DOJ’s announcement of a safe harbor for voluntary self-disclosure in the context of acquisitions is the latest policy change in support of its effort to incentivize compliance, empower compliance professionals, and make compliance a cost-savings center.
It also heightens the importance of diligence and post-acquisition investigation to unearth acquired misconduct within the policy’s short, six-month window for self-disclosure.
While the policies have important similarities, how the M&A policy will interact with the Antitrust Division’s leniency policy raises more questions than answers because of certain differences in each policy’s requirements and benefits:
M&A Voluntary Disclosure
Antitrust Division Leniency Policy
|Application: Applies Department-wide to criminal conduct discovered in bona fide, arms-length M&A transactions.
|Application: Applies to violations of Sections 1 and 3 of the Sherman Act.
|Timing: Prompt disclosure, within a baseline of six months post-closing whether the conduct was discovered pre- or post-acquisition. Though companies cannot wait to disclose threats “involving ongoing or imminent harm.”
|Timing: Prompt self-reporting upon discovery.
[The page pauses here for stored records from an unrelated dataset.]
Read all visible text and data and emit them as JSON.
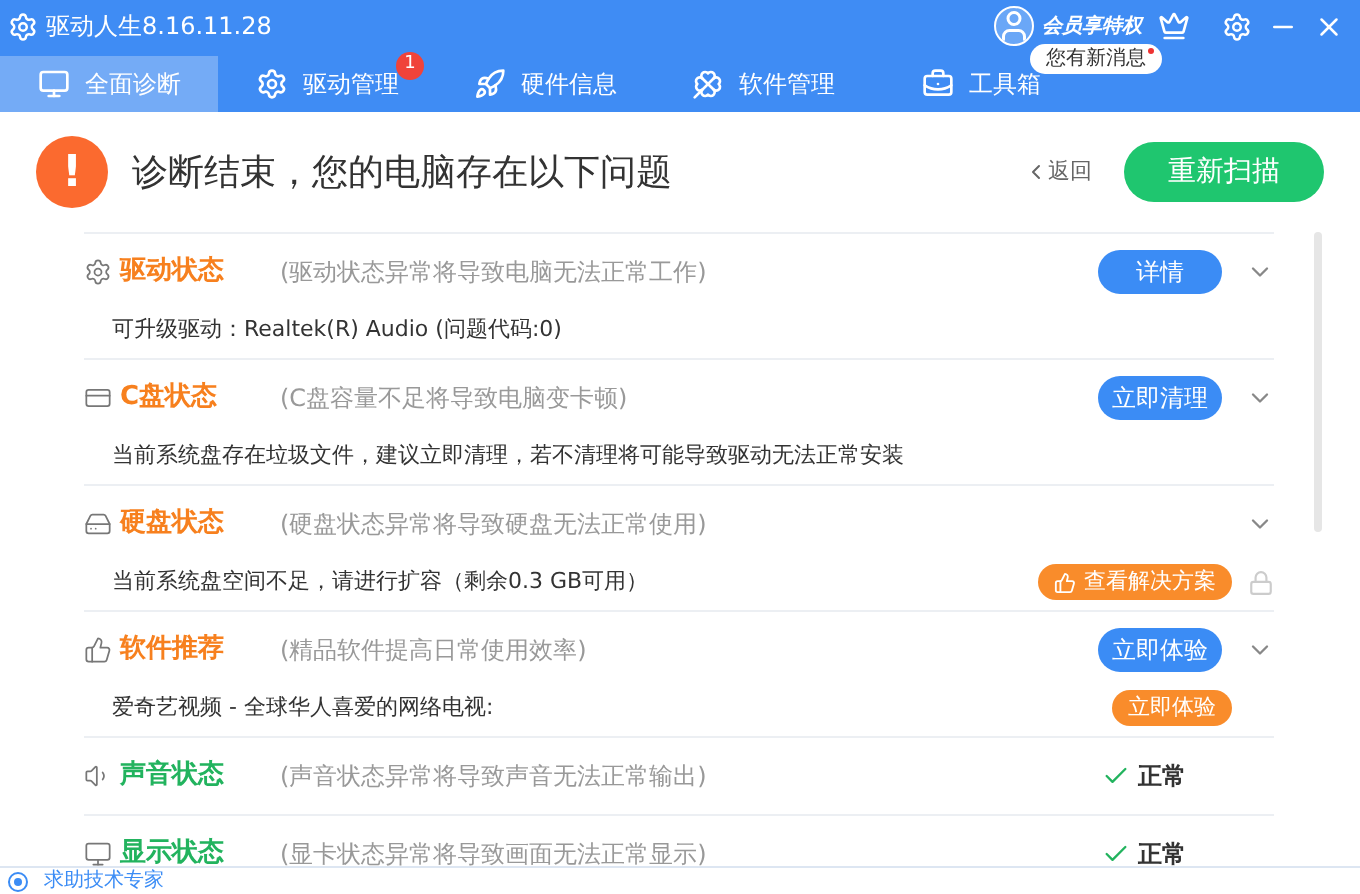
{
  "window": {
    "title": "驱动人生8.16.11.28",
    "member_label": "会员享特权",
    "message_tip": "您有新消息",
    "message_unread": true
  },
  "tabs": [
    {
      "label": "全面诊断",
      "selected": true
    },
    {
      "label": "驱动管理",
      "selected": false,
      "badge": "1"
    },
    {
      "label": "硬件信息",
      "selected": false
    },
    {
      "label": "软件管理",
      "selected": false
    },
    {
      "label": "工具箱",
      "selected": false
    }
  ],
  "header": {
    "alert_mark": "!",
    "title": "诊断结束，您的电脑存在以下问题",
    "back": "返回",
    "rescan": "重新扫描"
  },
  "sections": [
    {
      "kind": "problem",
      "title": "驱动状态",
      "desc": "(驱动状态异常将导致电脑无法正常工作)",
      "action": "详情",
      "detail": {
        "text": "可升级驱动：Realtek(R) Audio (问题代码:0)"
      }
    },
    {
      "kind": "problem",
      "title": "C盘状态",
      "desc": "(C盘容量不足将导致电脑变卡顿)",
      "action": "立即清理",
      "detail": {
        "text": "当前系统盘存在垃圾文件，建议立即清理，若不清理将可能导致驱动无法正常安装"
      }
    },
    {
      "kind": "problem",
      "title": "硬盘状态",
      "desc": "(硬盘状态异常将导致硬盘无法正常使用)",
      "detail": {
        "text": "当前系统盘空间不足，请进行扩容（剩余0.3 GB可用）",
        "button": "查看解决方案",
        "locked": true
      }
    },
    {
      "kind": "problem",
      "title": "软件推荐",
      "desc": "(精品软件提高日常使用效率)",
      "action": "立即体验",
      "detail": {
        "text": "爱奇艺视频 - 全球华人喜爱的网络电视:",
        "button": "立即体验",
        "locked": false
      }
    },
    {
      "kind": "normal",
      "title": "声音状态",
      "desc": "(声音状态异常将导致声音无法正常输出)",
      "result": "正常"
    },
    {
      "kind": "normal",
      "title": "显示状态",
      "desc": "(显卡状态异常将导致画面无法正常显示)",
      "result": "正常"
    }
  ],
  "footer": {
    "help": "求助技术专家"
  }
}
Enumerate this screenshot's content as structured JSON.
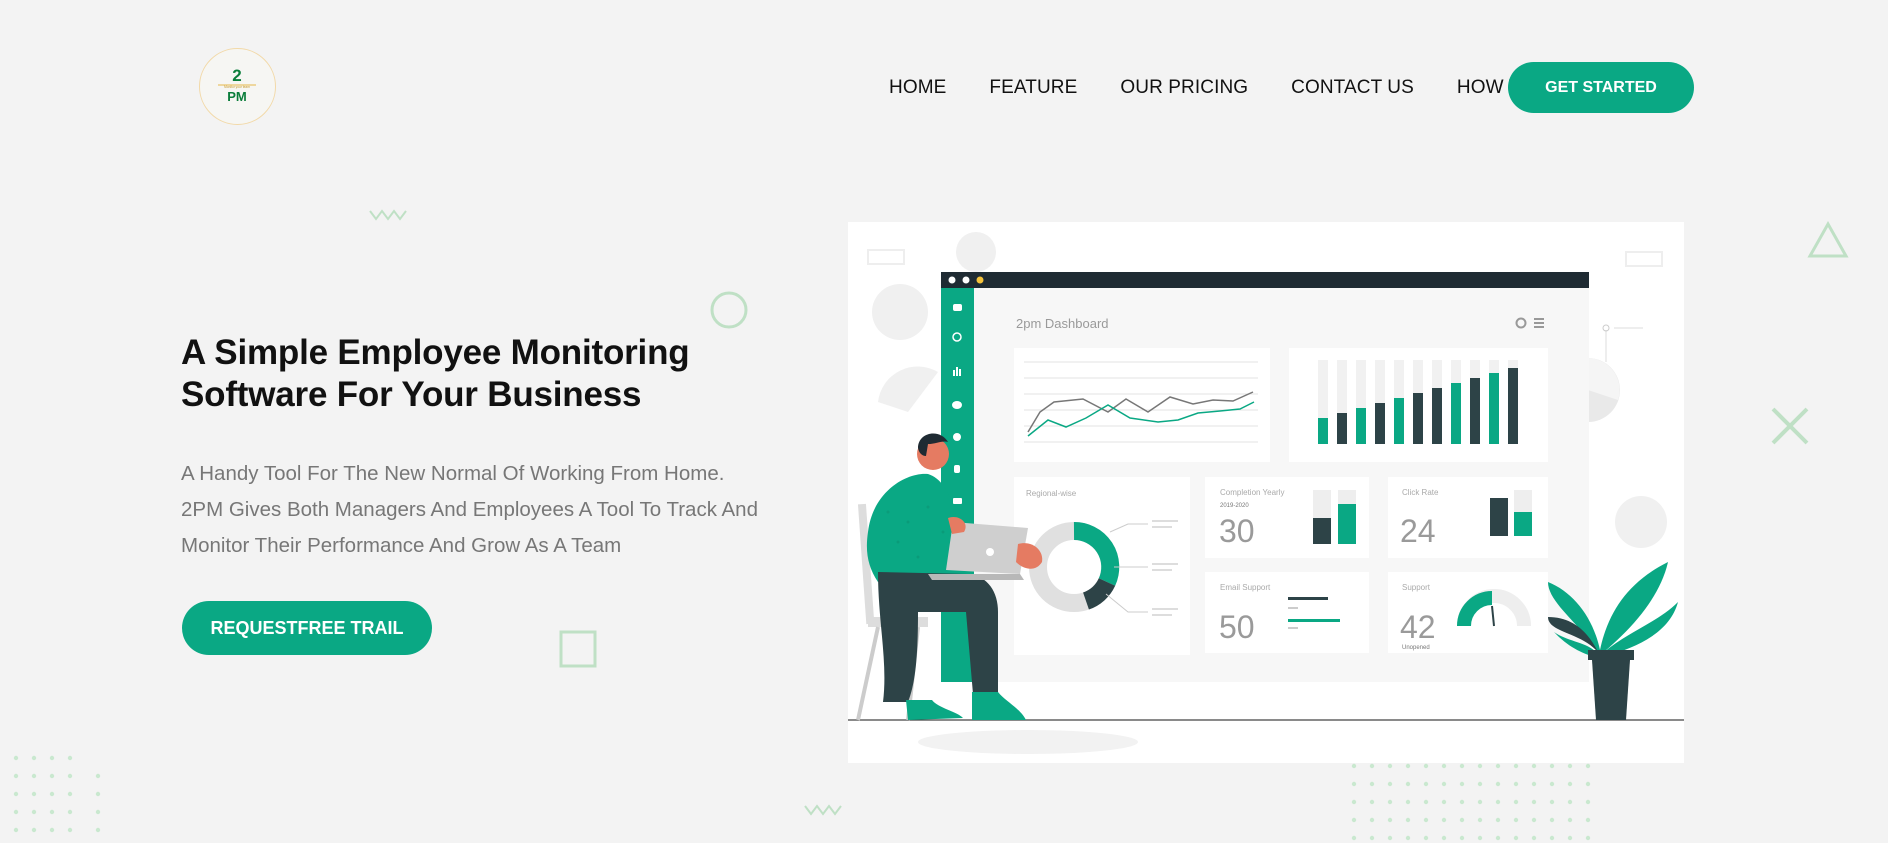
{
  "brand": {
    "logo_top": "2",
    "logo_bottom": "PM",
    "logo_tagline": "Monitor your team"
  },
  "nav": {
    "items": [
      "HOME",
      "FEATURE",
      "OUR PRICING",
      "CONTACT US",
      "HOW TO"
    ],
    "cta": "GET STARTED"
  },
  "hero": {
    "title_line1": "A Simple Employee Monitoring",
    "title_line2": "Software For Your Business",
    "sub_line1": "A Handy Tool For The New Normal Of Working From Home.",
    "sub_line2": "2PM Gives Both Managers And Employees A Tool To Track And",
    "sub_line3": "Monitor Their Performance And Grow As A Team",
    "cta": "REQUESTFREE TRAIL"
  },
  "dashboard": {
    "title": "2pm Dashboard",
    "cards": {
      "regional": {
        "label": "Regional-wise"
      },
      "completion": {
        "label": "Completion Yearly",
        "period": "2019-2020",
        "value": "30"
      },
      "click_rate": {
        "label": "Click Rate",
        "value": "24"
      },
      "email_support": {
        "label": "Email Support",
        "value": "50"
      },
      "support": {
        "label": "Support",
        "value": "42",
        "note": "Unopened"
      }
    }
  },
  "colors": {
    "accent": "#0aa884",
    "dark": "#2d4347",
    "background": "#f3f3f3"
  }
}
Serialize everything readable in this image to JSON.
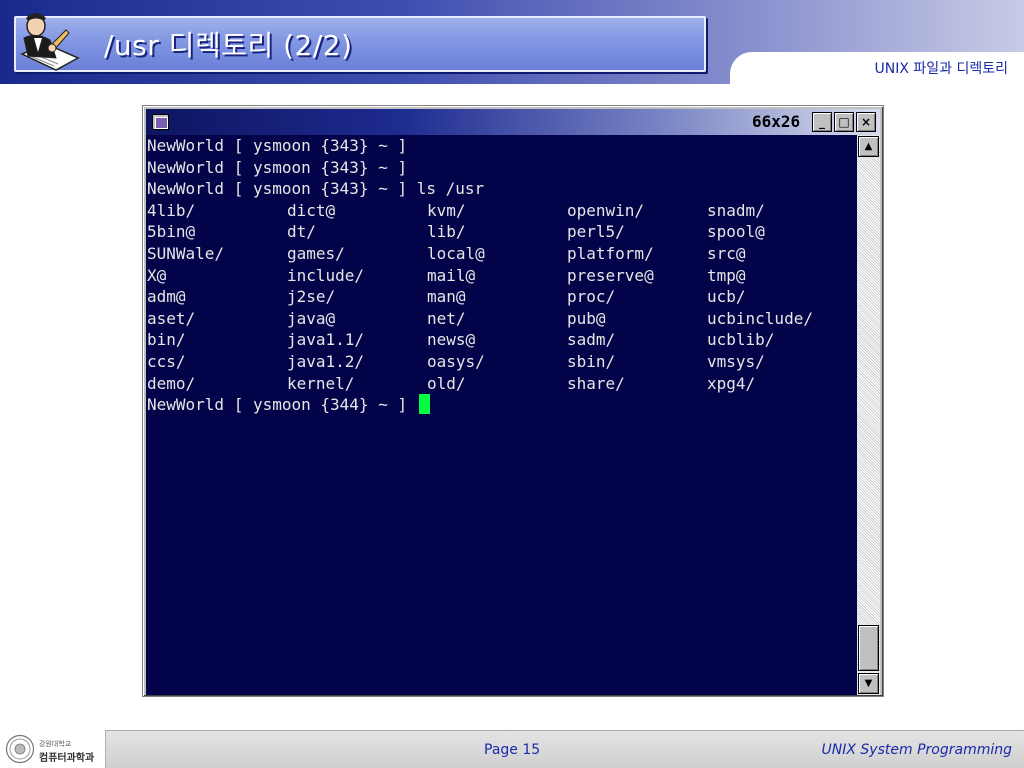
{
  "slide": {
    "title": "/usr 디렉토리 (2/2)",
    "subtitle": "UNIX 파일과 디렉토리"
  },
  "terminal": {
    "size_label": "66x26",
    "minimize_glyph": "_",
    "maximize_glyph": "□",
    "close_glyph": "×",
    "scroll_up_glyph": "▲",
    "scroll_down_glyph": "▼",
    "prompt_lines": [
      "NewWorld [ ysmoon {343} ~ ]",
      "NewWorld [ ysmoon {343} ~ ]",
      "NewWorld [ ysmoon {343} ~ ] ls /usr"
    ],
    "ls_rows": [
      [
        "4lib/",
        "dict@",
        "kvm/",
        "openwin/",
        "snadm/"
      ],
      [
        "5bin@",
        "dt/",
        "lib/",
        "perl5/",
        "spool@"
      ],
      [
        "SUNWale/",
        "games/",
        "local@",
        "platform/",
        "src@"
      ],
      [
        "X@",
        "include/",
        "mail@",
        "preserve@",
        "tmp@"
      ],
      [
        "adm@",
        "j2se/",
        "man@",
        "proc/",
        "ucb/"
      ],
      [
        "aset/",
        "java@",
        "net/",
        "pub@",
        "ucbinclude/"
      ],
      [
        "bin/",
        "java1.1/",
        "news@",
        "sadm/",
        "ucblib/"
      ],
      [
        "ccs/",
        "java1.2/",
        "oasys/",
        "sbin/",
        "vmsys/"
      ],
      [
        "demo/",
        "kernel/",
        "old/",
        "share/",
        "xpg4/"
      ]
    ],
    "final_prompt": "NewWorld [ ysmoon {344} ~ ] ",
    "colors": {
      "background": "#03034a",
      "text": "#e6e6e6",
      "cursor": "#00ff40"
    }
  },
  "footer": {
    "logo_small": "강원대학교",
    "logo_big": "컴퓨터과학과",
    "page": "Page 15",
    "course": "UNIX System Programming"
  }
}
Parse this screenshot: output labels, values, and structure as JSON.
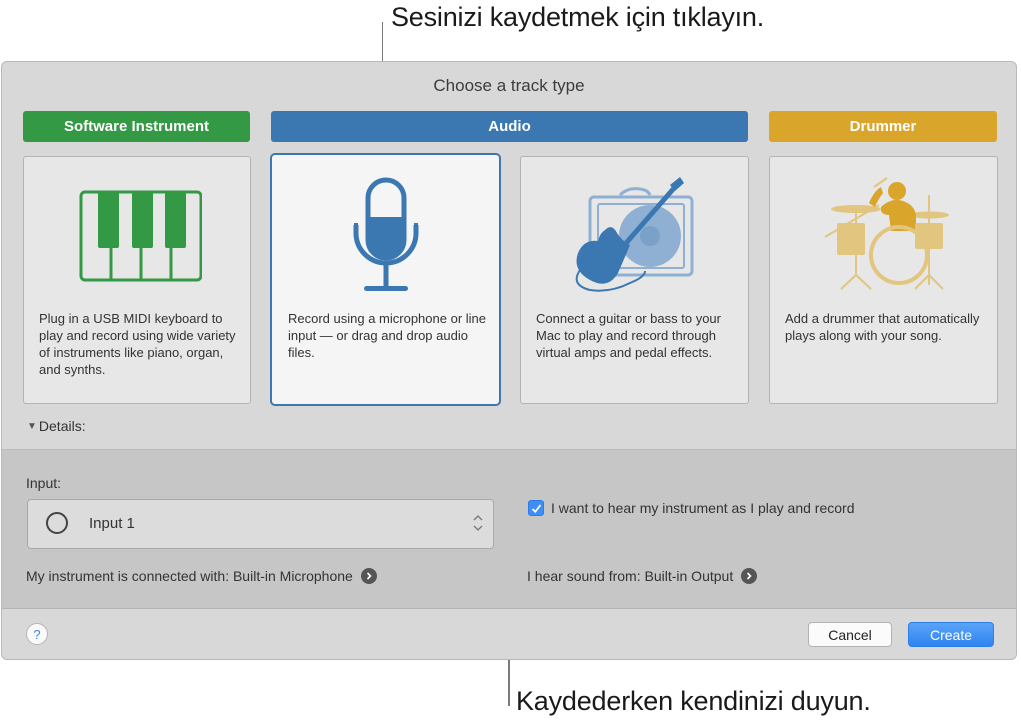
{
  "callouts": {
    "top": "Sesinizi kaydetmek için tıklayın.",
    "bottom": "Kaydederken kendinizi duyun."
  },
  "dialog": {
    "title": "Choose a track type",
    "track_types": [
      {
        "label": "Software Instrument",
        "color": "#339944",
        "icon": "piano-keys-icon",
        "description": "Plug in a USB MIDI keyboard to play and record using wide variety of instruments like piano, organ, and synths."
      },
      {
        "label": "Audio",
        "color": "#3b78b2",
        "icon": "microphone-icon",
        "selected": true,
        "description": "Record using a microphone or line input — or drag and drop audio files."
      },
      {
        "label": "",
        "color": "#3b78b2",
        "icon": "guitar-amp-icon",
        "description": "Connect a guitar or bass to your Mac to play and record through virtual amps and pedal effects."
      },
      {
        "label": "Drummer",
        "color": "#d9a52b",
        "icon": "drummer-icon",
        "description": "Add a drummer that automatically plays along with your song."
      }
    ],
    "details": {
      "toggle_label": "Details:",
      "input_label": "Input:",
      "input_value": "Input 1",
      "monitor_checkbox": {
        "label": "I want to hear my instrument as I play and record",
        "checked": true
      },
      "instrument_connection": "My instrument is connected with: Built-in Microphone",
      "output": "I hear sound from: Built-in Output"
    },
    "footer": {
      "help_label": "?",
      "cancel_label": "Cancel",
      "create_label": "Create"
    }
  }
}
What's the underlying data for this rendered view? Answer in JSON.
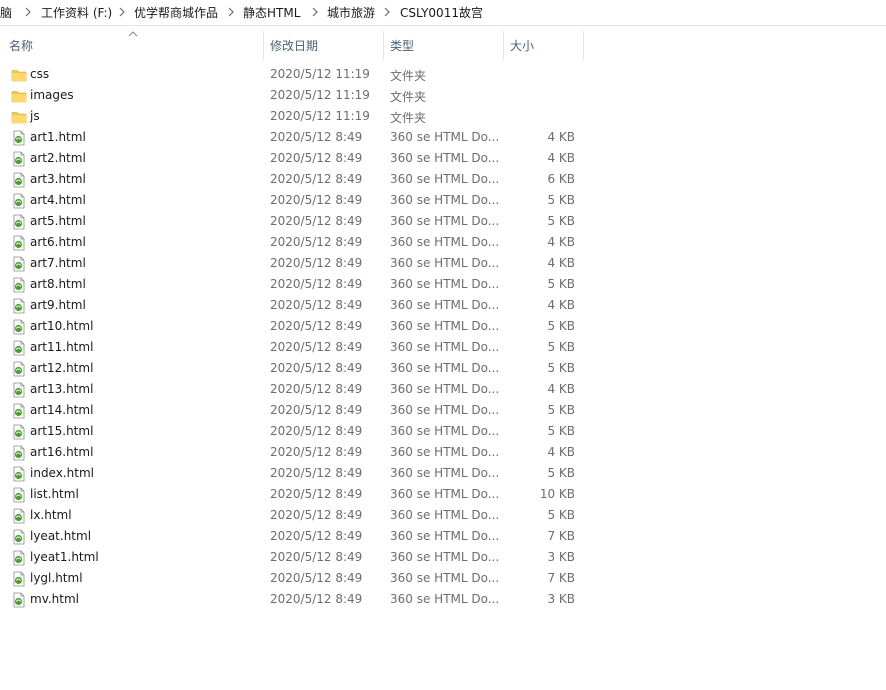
{
  "breadcrumb": [
    {
      "label": "电脑"
    },
    {
      "label": "工作资料 (F:)"
    },
    {
      "label": "优学帮商城作品"
    },
    {
      "label": "静态HTML"
    },
    {
      "label": "城市旅游"
    },
    {
      "label": "CSLY0011故宫"
    }
  ],
  "columns": {
    "name": "名称",
    "date": "修改日期",
    "type": "类型",
    "size": "大小"
  },
  "colors": {
    "folder": "#f5c552",
    "header_text": "#4c607a",
    "meta_text": "#6d6d6d",
    "html_icon": "#4aa02c"
  },
  "files": [
    {
      "name": "css",
      "date": "2020/5/12 11:19",
      "type": "文件夹",
      "size": "",
      "icon": "folder-icon"
    },
    {
      "name": "images",
      "date": "2020/5/12 11:19",
      "type": "文件夹",
      "size": "",
      "icon": "folder-icon"
    },
    {
      "name": "js",
      "date": "2020/5/12 11:19",
      "type": "文件夹",
      "size": "",
      "icon": "folder-icon"
    },
    {
      "name": "art1.html",
      "date": "2020/5/12 8:49",
      "type": "360 se HTML Do...",
      "size": "4 KB",
      "icon": "html-file-icon"
    },
    {
      "name": "art2.html",
      "date": "2020/5/12 8:49",
      "type": "360 se HTML Do...",
      "size": "4 KB",
      "icon": "html-file-icon"
    },
    {
      "name": "art3.html",
      "date": "2020/5/12 8:49",
      "type": "360 se HTML Do...",
      "size": "6 KB",
      "icon": "html-file-icon"
    },
    {
      "name": "art4.html",
      "date": "2020/5/12 8:49",
      "type": "360 se HTML Do...",
      "size": "5 KB",
      "icon": "html-file-icon"
    },
    {
      "name": "art5.html",
      "date": "2020/5/12 8:49",
      "type": "360 se HTML Do...",
      "size": "5 KB",
      "icon": "html-file-icon"
    },
    {
      "name": "art6.html",
      "date": "2020/5/12 8:49",
      "type": "360 se HTML Do...",
      "size": "4 KB",
      "icon": "html-file-icon"
    },
    {
      "name": "art7.html",
      "date": "2020/5/12 8:49",
      "type": "360 se HTML Do...",
      "size": "4 KB",
      "icon": "html-file-icon"
    },
    {
      "name": "art8.html",
      "date": "2020/5/12 8:49",
      "type": "360 se HTML Do...",
      "size": "5 KB",
      "icon": "html-file-icon"
    },
    {
      "name": "art9.html",
      "date": "2020/5/12 8:49",
      "type": "360 se HTML Do...",
      "size": "4 KB",
      "icon": "html-file-icon"
    },
    {
      "name": "art10.html",
      "date": "2020/5/12 8:49",
      "type": "360 se HTML Do...",
      "size": "5 KB",
      "icon": "html-file-icon"
    },
    {
      "name": "art11.html",
      "date": "2020/5/12 8:49",
      "type": "360 se HTML Do...",
      "size": "5 KB",
      "icon": "html-file-icon"
    },
    {
      "name": "art12.html",
      "date": "2020/5/12 8:49",
      "type": "360 se HTML Do...",
      "size": "5 KB",
      "icon": "html-file-icon"
    },
    {
      "name": "art13.html",
      "date": "2020/5/12 8:49",
      "type": "360 se HTML Do...",
      "size": "4 KB",
      "icon": "html-file-icon"
    },
    {
      "name": "art14.html",
      "date": "2020/5/12 8:49",
      "type": "360 se HTML Do...",
      "size": "5 KB",
      "icon": "html-file-icon"
    },
    {
      "name": "art15.html",
      "date": "2020/5/12 8:49",
      "type": "360 se HTML Do...",
      "size": "5 KB",
      "icon": "html-file-icon"
    },
    {
      "name": "art16.html",
      "date": "2020/5/12 8:49",
      "type": "360 se HTML Do...",
      "size": "4 KB",
      "icon": "html-file-icon"
    },
    {
      "name": "index.html",
      "date": "2020/5/12 8:49",
      "type": "360 se HTML Do...",
      "size": "5 KB",
      "icon": "html-file-icon"
    },
    {
      "name": "list.html",
      "date": "2020/5/12 8:49",
      "type": "360 se HTML Do...",
      "size": "10 KB",
      "icon": "html-file-icon"
    },
    {
      "name": "lx.html",
      "date": "2020/5/12 8:49",
      "type": "360 se HTML Do...",
      "size": "5 KB",
      "icon": "html-file-icon"
    },
    {
      "name": "lyeat.html",
      "date": "2020/5/12 8:49",
      "type": "360 se HTML Do...",
      "size": "7 KB",
      "icon": "html-file-icon"
    },
    {
      "name": "lyeat1.html",
      "date": "2020/5/12 8:49",
      "type": "360 se HTML Do...",
      "size": "3 KB",
      "icon": "html-file-icon"
    },
    {
      "name": "lygl.html",
      "date": "2020/5/12 8:49",
      "type": "360 se HTML Do...",
      "size": "7 KB",
      "icon": "html-file-icon"
    },
    {
      "name": "mv.html",
      "date": "2020/5/12 8:49",
      "type": "360 se HTML Do...",
      "size": "3 KB",
      "icon": "html-file-icon"
    }
  ]
}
|Disclosure: Does not apply to misconduct that was otherwise required to be disclosed or already public or known to the Department.
Disclosure: Only available to the first organization or individual to self-report.
Type B leniency is available if the Division knows about the conduct but does not yet have evidence likely to result in a sustainable conviction against the applicant.
|Cooperation: Acquiring companies must cooperate with the ensuing investigation.
|Cooperation: Applicants must provide timely, truthful, continuing, and complete cooperation throughout the Antitrust Division’s investigation.
Remediation: Companies must engage in timely and appropriate remediation, restitution, and disgorgement.
There is a baseline of one year from the date of closing to fully remediate the misconduct.
Remediation: Applicants must pay restitution, remediate the harm caused by the illegal activity, and improve their compliance program.
Applicants must satisfy their compliance and remediation obligations and present concrete, reasonably achievable restitution plans to receive conditional leniency letter.
|Corporate charges: Presumption of a declination.
|Corporate charges: Successful applicants face no criminal charges.
|Individual liability: No non-prosecution protection for employees.
|Individual liability: In the Type-A context, non-prosecution protection is available for cooperating, current employees. In the Type-B context, non-prosecution protection is available at the Division’s discretion.
|Civil suits: No effect.
|Civil suits: Single damages and no joint and several liability under ACPERA.